By the end of that semester, the first of her sophomore year, she found herself in a psychiatric ward, where she would remain for eight weeks. Lennon dropped out of college shortly after she was discharged, on the recommendation of her psychiatrist and the urging of her family members and Wyatt, who by this time had become almost as close as family to her. Perhaps they all knew what Lennon only allowed herself to accept months later: she wasn’t fit to continue on at college. She was not brilliant in the ways that Wyatt, George, and Sophia were. She was neither an artist nor a scholar nor even a particularly promising college student. She was simply very, very sick.

Her parents urged her to move back home to their house in a Florida retirement community, which sounded like hell to Lennon. So, when Wyatt invited her to move to Denver, Colorado, where he had taken a job as a professor in the University of Colorado’s MFA program, Lennon decided to go with him. She moved into his house—carefully slotting herself into the empty spaces of his life—and became, officially, his live-in girlfriend. Or, unofficially, his housewife.

She was twenty.

Lennon plucked a smoking joint from the cinders of a nearby ashtray and toked. Bored, she shifted her attention down the table and noticed that Wyatt and Sophia were nowhere to be seen. This didn’t arouse her suspicion at first. It was a casual event; half of those in attendance had already finished their meals and dispersed to different corners of the house. A few professors puzzled over the contents of Wyatt’s bookshelves. Grad students stood around the koi pond smoking weed, watching the fish circle. A group of poets huddled together in the kitchen, gossiping over the rims of their cocktail glasses.

Twenty minutes passed. Sophia and Wyatt remained missing.

Lennon dragged on her joint once more and got up to look for them, a part of her knowing already what she would find when she did. She wasn’t sure what it was about this night that made her want to confirm her darkest suspicions. But it imbued her with a kind of bravery she had not known before. In the end, it didn’t matter what led her to find them together in the primary bathroom—Wyatt hunched over Sophia, his bare belly pressed hard to the small of her back—only that she did.
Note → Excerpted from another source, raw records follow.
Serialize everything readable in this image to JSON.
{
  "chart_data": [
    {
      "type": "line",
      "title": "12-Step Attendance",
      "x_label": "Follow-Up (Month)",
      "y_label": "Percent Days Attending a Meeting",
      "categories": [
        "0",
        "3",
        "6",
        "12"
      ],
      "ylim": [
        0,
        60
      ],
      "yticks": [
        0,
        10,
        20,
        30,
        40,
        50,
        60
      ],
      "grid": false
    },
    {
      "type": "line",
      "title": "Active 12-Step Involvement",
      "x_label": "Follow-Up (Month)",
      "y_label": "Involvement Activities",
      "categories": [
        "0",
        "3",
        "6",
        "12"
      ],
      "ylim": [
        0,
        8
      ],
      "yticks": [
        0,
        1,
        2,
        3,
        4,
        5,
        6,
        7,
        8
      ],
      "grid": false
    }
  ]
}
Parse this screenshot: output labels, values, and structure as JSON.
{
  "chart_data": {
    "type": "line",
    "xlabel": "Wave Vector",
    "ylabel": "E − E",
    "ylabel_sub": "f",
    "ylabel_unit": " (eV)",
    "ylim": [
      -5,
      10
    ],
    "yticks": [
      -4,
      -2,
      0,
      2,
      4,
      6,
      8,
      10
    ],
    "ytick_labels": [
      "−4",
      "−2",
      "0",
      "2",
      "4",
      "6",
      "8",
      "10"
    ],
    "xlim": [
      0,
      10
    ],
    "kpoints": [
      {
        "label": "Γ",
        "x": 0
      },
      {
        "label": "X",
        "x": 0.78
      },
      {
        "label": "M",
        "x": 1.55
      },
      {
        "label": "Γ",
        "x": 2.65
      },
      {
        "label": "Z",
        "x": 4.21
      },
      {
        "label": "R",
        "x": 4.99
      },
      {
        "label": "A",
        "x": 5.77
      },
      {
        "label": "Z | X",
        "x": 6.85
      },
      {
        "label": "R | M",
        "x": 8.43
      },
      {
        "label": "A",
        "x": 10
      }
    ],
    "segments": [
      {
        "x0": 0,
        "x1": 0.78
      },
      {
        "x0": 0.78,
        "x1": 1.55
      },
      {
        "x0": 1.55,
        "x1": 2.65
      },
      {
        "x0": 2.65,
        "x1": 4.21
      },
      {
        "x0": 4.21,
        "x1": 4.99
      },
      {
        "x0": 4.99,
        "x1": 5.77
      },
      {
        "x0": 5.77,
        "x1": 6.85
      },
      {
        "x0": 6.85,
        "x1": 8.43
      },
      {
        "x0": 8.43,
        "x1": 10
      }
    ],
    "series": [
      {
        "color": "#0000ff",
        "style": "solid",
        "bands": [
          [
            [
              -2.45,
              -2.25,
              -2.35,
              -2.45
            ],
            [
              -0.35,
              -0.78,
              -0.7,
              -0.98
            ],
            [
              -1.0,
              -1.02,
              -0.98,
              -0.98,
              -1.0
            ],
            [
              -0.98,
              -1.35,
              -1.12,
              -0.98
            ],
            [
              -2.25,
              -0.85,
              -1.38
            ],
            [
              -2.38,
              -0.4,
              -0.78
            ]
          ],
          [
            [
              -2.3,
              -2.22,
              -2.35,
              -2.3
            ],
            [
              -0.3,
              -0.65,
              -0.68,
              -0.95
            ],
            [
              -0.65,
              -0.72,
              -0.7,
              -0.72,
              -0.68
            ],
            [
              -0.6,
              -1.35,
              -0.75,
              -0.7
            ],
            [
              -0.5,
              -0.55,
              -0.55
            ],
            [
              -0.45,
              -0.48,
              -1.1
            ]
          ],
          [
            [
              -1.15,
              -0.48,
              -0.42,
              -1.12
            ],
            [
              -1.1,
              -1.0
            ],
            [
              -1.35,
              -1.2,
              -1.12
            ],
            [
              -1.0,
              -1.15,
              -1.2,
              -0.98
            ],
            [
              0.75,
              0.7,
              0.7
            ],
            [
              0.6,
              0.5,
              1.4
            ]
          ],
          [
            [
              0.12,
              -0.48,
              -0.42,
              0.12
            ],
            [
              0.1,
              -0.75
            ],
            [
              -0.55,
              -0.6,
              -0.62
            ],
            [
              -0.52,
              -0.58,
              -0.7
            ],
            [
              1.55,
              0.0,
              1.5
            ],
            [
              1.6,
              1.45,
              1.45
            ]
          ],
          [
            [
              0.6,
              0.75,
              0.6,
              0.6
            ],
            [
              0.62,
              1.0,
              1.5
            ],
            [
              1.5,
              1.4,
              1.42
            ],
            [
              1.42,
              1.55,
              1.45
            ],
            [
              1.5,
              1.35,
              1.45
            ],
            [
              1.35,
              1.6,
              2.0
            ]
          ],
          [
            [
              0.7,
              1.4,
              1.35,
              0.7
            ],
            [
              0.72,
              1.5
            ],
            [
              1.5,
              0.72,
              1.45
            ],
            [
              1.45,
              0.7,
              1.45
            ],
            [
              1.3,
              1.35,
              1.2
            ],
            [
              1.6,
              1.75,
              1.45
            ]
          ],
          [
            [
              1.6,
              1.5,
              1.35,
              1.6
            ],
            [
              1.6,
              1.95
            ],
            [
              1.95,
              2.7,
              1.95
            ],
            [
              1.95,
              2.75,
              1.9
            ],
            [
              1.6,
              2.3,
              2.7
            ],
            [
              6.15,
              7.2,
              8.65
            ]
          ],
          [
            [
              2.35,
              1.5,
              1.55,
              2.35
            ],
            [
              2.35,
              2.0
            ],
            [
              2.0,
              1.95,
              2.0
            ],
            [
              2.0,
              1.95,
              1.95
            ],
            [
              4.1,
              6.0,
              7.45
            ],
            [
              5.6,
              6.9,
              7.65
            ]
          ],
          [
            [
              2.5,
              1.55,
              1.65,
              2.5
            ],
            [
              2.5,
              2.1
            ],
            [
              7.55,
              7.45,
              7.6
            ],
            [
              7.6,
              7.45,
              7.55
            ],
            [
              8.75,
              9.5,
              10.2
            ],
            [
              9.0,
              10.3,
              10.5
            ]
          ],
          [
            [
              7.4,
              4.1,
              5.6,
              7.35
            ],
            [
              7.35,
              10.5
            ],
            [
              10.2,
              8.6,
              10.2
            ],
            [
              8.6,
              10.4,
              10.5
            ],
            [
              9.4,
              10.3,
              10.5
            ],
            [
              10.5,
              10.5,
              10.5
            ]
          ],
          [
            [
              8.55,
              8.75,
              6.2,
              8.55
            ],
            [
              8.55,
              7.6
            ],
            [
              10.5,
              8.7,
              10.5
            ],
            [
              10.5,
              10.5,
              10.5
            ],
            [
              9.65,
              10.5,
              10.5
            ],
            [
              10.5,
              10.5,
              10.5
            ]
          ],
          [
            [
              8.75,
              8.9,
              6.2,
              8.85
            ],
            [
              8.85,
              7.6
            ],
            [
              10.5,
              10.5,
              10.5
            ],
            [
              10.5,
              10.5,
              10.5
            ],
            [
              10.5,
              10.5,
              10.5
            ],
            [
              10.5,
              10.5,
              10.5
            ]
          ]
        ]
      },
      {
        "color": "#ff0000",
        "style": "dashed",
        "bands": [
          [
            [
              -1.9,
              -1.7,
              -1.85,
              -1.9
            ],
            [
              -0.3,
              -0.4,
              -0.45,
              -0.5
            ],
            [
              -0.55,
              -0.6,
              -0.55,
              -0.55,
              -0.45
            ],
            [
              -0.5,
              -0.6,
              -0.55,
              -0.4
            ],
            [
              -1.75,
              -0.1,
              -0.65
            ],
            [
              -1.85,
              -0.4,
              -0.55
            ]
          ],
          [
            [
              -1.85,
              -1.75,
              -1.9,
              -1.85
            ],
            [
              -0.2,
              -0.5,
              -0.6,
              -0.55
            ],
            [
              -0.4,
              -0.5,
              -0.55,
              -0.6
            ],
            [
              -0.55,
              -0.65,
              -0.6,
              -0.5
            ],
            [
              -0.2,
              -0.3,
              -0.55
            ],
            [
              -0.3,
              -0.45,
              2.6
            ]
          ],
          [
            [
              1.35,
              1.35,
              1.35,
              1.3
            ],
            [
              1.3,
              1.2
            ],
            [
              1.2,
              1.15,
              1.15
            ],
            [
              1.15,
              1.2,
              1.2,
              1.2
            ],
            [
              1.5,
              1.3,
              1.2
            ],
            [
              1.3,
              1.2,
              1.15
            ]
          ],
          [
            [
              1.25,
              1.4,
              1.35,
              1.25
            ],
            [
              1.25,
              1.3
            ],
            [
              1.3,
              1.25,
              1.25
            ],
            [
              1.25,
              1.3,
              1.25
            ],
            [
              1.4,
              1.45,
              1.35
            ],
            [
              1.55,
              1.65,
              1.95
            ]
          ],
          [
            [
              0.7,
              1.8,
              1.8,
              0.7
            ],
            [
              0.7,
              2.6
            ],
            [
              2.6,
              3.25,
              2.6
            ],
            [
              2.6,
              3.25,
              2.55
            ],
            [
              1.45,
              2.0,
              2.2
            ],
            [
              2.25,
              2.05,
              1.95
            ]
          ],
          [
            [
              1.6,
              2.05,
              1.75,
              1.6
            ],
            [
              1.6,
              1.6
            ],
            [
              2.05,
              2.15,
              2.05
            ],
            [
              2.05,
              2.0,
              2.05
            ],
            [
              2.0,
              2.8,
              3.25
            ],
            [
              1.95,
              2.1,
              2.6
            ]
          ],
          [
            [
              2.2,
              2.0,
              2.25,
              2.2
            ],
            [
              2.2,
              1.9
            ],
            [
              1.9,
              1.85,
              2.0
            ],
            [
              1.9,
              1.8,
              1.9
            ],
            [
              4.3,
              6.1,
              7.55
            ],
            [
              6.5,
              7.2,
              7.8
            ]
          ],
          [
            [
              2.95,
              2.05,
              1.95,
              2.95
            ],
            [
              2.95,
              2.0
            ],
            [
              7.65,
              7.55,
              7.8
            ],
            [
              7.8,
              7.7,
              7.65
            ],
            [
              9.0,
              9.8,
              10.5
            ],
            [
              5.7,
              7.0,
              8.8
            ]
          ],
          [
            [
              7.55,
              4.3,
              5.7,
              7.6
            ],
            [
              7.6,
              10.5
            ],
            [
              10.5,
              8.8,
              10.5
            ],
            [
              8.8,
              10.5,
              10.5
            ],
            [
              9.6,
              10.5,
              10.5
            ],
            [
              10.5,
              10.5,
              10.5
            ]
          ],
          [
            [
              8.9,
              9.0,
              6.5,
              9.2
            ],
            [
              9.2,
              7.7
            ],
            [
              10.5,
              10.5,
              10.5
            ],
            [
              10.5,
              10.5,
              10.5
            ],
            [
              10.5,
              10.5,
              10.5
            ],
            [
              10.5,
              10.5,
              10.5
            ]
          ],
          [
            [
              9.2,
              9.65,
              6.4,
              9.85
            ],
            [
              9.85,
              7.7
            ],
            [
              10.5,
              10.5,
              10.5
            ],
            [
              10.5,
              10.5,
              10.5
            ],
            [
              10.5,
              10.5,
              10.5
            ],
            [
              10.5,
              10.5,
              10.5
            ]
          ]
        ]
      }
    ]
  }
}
Sophia’s trousers were pooled about her ankles, her lace panties pulled taut between her straining thighs. She was smiling and saying the nice things that men like to hear when they’re inside you. The sorts of things Lennon could never bring herself to say about Wyatt, not because they weren’t true (though maybe they weren’t) but because she didn’t know how to say them in a way that made them seem true. But Sophia did, and Wyatt responded in turn. They moved together as one, and as Sophia pressed forward the edge of the countertop cut deep into her stomach and her breath fogged the mirror.

It was dark in the bathroom, so neither Wyatt nor Sophia noticed Lennon in the doorway, or the fact that her reflection disobeyed her once again, breaking the tether that bound likeness to master. It was the same eyeless aberration that had appeared earlier that evening, and when it met Lennon’s gaze, it grinned.